Hate selling cars on Facebook Marketplace? Northeast Ohio dentist says his new website is the answer

Mitch Scher

Mitch Scher, co-founder of DriveDown and a dentist in Mayfield Heights, poses in front of his 1974 Ford Bronco.Courtesy of DriveDown

PEPPER PIKE, Ohio — There’s a new website dedicated to solving a specific problem for car enthusiasts — the often annoying process of buying and selling vehicles online.

Drivedowncars.com, a sort of boutique website for car enthusiasts, aims to simplify things. Instead of haggling over prices or placing bids in a live auction, vehicles are listed and drop in price each day for a week until they’re sold.

Mitch Scher is a dentist who lives in Pepper Pike and has a practice in Mayfield Heights. But his hobby is buying and selling vehicles. Every time he listed a car on Facebook Marketplace, he’d get the same results.

About 50 people would message him and ask, “Is this still available?” Scher would respond “yes.” Only half would reply, and the ones who did would send low-ball offers.

“I was trying to work on patients and live my life,” Scher said. “But I was spending so much time negotiating with these people and just wasting my time.”

He had the same problem buying cars. At online auctions, people would wait until the last minute to place a bid. But because websites didn’t want auction sniping — which is when someone waits until the last second to place the highest bid — they’d add time for each bid.

Scher said that meant wasting more time, because he’d have to sit and wait for the auctions to be over.

That’s why he and his co-founder Taylor Davis, started Drive Down. Here’s how it works.

DriveDown website

DriveDown's goal is to take the annoying parts out of the vehicle-buying process for car enthusiasts.Courtesy of DriveDown

Sellers will list a vehicle on the website for seven days.
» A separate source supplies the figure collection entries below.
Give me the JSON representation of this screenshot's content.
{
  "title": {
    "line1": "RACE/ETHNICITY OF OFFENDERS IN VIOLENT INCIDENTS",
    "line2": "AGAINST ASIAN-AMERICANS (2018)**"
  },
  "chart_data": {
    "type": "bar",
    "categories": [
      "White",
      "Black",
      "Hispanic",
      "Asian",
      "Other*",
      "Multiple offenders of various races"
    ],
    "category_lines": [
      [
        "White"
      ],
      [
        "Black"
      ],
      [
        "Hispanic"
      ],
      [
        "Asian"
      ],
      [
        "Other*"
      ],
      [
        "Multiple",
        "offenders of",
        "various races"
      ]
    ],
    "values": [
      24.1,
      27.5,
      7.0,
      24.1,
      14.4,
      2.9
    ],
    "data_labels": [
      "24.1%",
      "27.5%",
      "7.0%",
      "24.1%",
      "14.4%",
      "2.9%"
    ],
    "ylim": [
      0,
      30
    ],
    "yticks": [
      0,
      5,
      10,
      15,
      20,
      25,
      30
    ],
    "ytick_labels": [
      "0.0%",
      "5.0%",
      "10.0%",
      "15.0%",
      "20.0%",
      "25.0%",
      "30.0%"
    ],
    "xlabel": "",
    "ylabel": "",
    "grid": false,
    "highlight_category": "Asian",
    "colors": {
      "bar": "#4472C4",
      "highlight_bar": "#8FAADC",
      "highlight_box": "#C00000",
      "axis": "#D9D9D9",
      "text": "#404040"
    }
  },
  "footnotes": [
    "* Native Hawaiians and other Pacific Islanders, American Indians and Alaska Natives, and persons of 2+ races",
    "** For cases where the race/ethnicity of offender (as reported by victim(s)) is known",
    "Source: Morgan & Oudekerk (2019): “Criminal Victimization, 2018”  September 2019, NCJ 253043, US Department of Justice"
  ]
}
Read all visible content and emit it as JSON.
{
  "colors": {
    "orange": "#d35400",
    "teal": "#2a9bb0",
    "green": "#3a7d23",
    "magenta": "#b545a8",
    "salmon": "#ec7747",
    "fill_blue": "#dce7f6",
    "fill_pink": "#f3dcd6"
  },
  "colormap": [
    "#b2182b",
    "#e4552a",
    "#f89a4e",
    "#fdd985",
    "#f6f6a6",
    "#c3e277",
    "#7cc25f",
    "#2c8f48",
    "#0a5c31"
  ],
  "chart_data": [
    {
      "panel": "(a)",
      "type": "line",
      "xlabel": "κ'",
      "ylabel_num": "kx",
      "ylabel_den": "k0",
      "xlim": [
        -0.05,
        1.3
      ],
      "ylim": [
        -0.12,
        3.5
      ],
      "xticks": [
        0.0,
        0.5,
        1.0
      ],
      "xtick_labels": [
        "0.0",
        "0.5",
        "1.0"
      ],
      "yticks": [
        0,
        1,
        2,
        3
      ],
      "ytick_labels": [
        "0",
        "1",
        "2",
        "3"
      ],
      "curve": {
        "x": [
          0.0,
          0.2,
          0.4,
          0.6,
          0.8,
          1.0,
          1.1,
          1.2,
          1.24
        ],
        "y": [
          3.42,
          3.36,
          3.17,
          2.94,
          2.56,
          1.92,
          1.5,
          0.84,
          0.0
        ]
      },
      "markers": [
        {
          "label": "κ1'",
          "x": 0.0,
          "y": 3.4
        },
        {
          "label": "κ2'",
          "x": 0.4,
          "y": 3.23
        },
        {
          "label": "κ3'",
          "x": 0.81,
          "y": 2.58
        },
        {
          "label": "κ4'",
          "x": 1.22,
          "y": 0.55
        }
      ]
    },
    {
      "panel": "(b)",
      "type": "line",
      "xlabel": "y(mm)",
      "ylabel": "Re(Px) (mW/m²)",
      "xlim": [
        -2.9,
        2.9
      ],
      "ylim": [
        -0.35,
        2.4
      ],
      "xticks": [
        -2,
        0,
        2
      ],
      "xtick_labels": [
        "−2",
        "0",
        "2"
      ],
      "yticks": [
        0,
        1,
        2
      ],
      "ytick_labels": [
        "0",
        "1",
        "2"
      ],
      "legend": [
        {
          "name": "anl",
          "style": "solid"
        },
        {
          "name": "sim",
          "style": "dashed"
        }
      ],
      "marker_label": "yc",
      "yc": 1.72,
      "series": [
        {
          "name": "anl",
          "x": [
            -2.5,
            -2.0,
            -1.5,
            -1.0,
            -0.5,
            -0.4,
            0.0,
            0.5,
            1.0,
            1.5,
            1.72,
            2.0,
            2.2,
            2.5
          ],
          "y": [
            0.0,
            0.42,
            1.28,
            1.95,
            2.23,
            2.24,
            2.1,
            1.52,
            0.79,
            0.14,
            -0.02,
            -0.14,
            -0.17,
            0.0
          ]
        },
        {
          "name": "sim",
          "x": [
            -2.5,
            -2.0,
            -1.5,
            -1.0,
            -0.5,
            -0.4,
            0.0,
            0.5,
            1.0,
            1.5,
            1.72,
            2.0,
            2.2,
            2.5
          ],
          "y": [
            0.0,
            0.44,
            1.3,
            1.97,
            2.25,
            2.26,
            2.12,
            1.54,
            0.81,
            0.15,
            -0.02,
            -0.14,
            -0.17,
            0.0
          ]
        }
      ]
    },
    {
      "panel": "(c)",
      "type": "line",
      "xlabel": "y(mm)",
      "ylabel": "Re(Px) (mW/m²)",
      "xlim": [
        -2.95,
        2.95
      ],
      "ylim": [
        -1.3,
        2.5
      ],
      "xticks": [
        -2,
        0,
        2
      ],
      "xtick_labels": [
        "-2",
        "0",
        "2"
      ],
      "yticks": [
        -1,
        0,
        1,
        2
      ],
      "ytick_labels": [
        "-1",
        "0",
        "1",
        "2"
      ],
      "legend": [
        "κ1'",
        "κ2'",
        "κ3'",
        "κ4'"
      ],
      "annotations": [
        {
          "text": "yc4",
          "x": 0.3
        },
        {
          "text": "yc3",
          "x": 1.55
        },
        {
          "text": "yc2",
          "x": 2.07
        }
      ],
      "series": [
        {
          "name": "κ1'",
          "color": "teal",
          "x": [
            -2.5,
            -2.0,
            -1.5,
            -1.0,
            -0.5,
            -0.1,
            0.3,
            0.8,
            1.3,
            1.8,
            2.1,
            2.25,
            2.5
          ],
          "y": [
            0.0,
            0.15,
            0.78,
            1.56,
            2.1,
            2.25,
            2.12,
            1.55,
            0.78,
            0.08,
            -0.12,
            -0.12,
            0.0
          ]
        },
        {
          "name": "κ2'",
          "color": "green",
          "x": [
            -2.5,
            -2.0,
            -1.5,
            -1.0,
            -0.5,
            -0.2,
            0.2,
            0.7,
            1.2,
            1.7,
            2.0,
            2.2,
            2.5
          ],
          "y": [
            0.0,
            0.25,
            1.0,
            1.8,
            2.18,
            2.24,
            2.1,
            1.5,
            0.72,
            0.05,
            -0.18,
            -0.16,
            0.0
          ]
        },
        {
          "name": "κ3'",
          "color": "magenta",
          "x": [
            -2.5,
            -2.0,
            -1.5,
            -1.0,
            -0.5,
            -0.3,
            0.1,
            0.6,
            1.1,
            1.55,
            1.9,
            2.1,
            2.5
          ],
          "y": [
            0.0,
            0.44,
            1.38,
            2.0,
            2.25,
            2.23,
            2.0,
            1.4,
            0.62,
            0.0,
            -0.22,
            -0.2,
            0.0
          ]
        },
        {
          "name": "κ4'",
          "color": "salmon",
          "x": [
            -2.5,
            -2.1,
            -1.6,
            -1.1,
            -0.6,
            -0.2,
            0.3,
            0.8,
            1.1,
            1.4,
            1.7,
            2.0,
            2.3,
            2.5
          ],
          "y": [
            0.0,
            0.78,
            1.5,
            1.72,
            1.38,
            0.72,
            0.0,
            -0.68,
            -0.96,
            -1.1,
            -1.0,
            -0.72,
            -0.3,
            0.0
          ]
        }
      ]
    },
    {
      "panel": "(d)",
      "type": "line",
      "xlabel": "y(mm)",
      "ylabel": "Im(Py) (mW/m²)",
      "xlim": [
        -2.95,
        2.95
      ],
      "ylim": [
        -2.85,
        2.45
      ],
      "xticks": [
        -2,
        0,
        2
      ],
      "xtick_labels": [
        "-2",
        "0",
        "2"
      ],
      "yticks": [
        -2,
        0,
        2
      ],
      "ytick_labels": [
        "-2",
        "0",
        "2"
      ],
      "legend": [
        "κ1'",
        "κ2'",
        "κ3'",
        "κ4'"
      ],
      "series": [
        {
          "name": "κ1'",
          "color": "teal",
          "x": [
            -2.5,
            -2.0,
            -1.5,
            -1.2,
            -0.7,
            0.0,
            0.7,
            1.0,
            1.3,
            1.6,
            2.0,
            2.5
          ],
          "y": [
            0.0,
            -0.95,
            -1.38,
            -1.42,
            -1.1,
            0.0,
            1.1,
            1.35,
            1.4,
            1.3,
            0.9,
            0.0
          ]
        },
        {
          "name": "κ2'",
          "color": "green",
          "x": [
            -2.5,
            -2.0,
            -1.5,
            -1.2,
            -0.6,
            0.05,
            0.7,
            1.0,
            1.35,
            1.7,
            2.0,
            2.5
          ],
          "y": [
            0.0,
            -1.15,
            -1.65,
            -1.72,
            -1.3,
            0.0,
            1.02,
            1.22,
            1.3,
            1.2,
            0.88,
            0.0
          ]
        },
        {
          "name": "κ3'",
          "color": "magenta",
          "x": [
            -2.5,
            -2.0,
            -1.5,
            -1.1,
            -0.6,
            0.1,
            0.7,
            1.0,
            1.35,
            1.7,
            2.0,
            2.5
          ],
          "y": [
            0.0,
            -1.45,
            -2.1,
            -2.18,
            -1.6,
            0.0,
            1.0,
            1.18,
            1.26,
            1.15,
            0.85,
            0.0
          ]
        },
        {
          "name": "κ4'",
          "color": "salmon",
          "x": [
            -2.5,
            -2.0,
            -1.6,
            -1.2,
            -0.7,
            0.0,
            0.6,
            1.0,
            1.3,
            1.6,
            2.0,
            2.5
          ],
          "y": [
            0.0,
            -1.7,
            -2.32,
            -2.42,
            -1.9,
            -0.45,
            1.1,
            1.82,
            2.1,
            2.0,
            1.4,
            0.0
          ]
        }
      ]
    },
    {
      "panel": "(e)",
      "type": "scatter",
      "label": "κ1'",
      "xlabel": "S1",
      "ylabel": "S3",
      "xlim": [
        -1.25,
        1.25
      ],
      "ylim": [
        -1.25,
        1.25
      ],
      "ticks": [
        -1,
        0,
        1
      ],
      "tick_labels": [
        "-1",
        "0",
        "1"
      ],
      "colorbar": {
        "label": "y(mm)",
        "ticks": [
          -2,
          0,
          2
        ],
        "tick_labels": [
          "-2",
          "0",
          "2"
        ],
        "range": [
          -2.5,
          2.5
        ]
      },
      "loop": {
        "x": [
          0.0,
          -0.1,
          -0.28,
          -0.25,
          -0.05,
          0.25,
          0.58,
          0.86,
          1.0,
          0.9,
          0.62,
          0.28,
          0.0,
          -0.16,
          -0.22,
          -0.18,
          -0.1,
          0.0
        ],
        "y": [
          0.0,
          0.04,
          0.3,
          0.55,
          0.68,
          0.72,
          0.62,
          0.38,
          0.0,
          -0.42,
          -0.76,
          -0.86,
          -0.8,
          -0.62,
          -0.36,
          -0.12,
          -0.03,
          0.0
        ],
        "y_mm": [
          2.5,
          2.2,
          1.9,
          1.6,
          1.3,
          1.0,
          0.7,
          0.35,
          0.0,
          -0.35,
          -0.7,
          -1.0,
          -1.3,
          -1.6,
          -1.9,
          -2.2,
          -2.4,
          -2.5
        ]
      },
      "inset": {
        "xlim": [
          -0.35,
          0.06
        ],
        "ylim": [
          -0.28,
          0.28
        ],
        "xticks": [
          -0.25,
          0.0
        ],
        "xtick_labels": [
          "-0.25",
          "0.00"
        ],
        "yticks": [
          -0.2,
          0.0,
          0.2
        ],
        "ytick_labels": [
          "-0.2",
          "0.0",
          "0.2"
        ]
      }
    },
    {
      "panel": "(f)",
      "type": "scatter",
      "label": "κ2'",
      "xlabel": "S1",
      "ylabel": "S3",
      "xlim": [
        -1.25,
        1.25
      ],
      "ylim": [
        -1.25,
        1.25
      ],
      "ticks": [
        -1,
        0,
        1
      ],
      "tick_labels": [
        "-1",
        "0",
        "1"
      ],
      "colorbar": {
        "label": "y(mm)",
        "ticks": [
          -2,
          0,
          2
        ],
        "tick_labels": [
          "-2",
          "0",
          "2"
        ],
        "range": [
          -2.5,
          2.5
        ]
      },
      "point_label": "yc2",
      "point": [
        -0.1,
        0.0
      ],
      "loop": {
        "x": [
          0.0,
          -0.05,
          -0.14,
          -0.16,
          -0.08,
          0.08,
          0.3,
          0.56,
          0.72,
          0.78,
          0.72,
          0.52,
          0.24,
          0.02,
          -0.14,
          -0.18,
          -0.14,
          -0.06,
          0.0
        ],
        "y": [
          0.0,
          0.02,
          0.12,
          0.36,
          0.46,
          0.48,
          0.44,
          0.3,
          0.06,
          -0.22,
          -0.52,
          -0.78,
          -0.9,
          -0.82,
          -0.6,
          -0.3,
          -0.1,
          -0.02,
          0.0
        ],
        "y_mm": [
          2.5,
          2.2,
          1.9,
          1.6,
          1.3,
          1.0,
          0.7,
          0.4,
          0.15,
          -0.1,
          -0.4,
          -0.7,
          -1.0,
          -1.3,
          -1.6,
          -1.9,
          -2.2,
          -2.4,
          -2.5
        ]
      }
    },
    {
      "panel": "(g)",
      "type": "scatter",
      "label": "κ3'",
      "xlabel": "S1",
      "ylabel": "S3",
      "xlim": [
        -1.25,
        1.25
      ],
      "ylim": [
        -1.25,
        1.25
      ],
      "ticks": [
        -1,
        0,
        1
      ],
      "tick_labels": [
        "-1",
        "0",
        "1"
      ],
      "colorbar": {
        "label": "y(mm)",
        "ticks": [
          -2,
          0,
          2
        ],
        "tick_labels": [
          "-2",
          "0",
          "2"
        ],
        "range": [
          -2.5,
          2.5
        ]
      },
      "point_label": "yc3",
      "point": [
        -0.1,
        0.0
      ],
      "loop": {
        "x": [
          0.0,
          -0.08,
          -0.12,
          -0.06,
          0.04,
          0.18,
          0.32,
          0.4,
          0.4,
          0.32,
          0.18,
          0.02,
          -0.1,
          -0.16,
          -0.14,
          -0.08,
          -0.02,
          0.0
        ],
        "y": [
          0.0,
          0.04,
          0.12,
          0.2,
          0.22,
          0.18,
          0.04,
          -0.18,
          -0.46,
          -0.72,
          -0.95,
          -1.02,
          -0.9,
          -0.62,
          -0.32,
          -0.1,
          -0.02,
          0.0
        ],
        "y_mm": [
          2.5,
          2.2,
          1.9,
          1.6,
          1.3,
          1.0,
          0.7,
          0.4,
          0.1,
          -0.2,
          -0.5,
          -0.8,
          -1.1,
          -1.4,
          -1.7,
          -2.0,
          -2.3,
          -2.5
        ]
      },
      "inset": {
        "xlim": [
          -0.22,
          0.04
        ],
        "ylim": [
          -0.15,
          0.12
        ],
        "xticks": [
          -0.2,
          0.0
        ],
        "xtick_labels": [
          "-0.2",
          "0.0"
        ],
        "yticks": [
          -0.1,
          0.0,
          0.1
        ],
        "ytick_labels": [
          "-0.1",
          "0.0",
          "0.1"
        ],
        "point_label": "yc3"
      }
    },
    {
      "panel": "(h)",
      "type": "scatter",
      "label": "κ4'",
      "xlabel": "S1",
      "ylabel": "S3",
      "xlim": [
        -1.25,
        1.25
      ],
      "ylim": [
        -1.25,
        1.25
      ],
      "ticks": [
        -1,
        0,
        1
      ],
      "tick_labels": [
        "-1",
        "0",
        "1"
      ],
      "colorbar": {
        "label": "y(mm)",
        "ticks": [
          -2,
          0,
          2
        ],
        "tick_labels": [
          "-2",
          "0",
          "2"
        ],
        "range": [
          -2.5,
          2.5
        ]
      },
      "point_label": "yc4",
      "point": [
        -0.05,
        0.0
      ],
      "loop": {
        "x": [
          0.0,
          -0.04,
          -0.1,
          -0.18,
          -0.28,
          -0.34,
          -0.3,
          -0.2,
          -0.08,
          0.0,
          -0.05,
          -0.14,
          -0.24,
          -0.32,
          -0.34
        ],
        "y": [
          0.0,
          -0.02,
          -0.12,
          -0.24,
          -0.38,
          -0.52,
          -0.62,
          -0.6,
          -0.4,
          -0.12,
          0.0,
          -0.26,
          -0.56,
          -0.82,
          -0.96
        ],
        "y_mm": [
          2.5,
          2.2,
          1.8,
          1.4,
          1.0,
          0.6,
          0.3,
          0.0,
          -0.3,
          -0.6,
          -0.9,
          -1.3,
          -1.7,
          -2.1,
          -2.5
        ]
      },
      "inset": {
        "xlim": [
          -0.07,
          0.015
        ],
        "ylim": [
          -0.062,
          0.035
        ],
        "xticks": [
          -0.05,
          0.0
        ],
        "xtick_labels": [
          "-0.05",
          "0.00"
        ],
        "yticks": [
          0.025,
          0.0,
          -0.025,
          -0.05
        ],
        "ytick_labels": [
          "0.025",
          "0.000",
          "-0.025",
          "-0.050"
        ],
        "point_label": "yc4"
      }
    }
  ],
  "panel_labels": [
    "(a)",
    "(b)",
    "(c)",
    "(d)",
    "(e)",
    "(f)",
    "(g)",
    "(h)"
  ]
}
There’s no negotiating, but each day the price will come down by a set amount.

A buyer can decide that the vehicle is worth it, or they can wait for day two, three, etc. But instead of actually waiting they can place a proxy offer at a lower price.

If the sale price drops below their proxy offer, they win the auction. But someone can buy it before them at a higher price.

Scher said this solves two issues. There’s no dealing with low-ball offers and potential buyers that ghost you, like on Facebook Marketplace or Craigslist. And buyers don’t have to sit and babysit auctions. They can place a proxy offer or just buy it instantly.

Sellers can use the service for free. They submit their vehicle and photos and their reserve price (the lowest amount they’ll sell for). If DriveDown accepts it, the company handles the listing, promotion and sets the prices each day based on market value.

Buyers pay a 5% fee if they win the auction. That means a $1,000 fee for a $20,000 car.

Scher said the website is a boutique service, and the plan isn’t to be selling hundreds of vehicles each week. He said the goal is to eventually list five vehicles a day.

This isn’t the kind of website where you’d buy a Toyota Camry or Honda Civic. Scher said DriveDown is for car enthusiasts and unique vehicles.

“It could be $15,000, it could $200,000,” Scher said. “It just has to be something special.”

So far DriveDown has sold two vehicles, has two that it’s currently listing and three that are “coming soon.”

While these vehicles have all been from Northeast Ohio, he said the website will sell vehicles from all 50 states.

Right now, DriveDown has a four-person staff, Scher said. Davis, his cofounder, is the president of Davis Automotive Group, which owns the Jaguar & Land Rover and BMW Cleveland, both in Solon.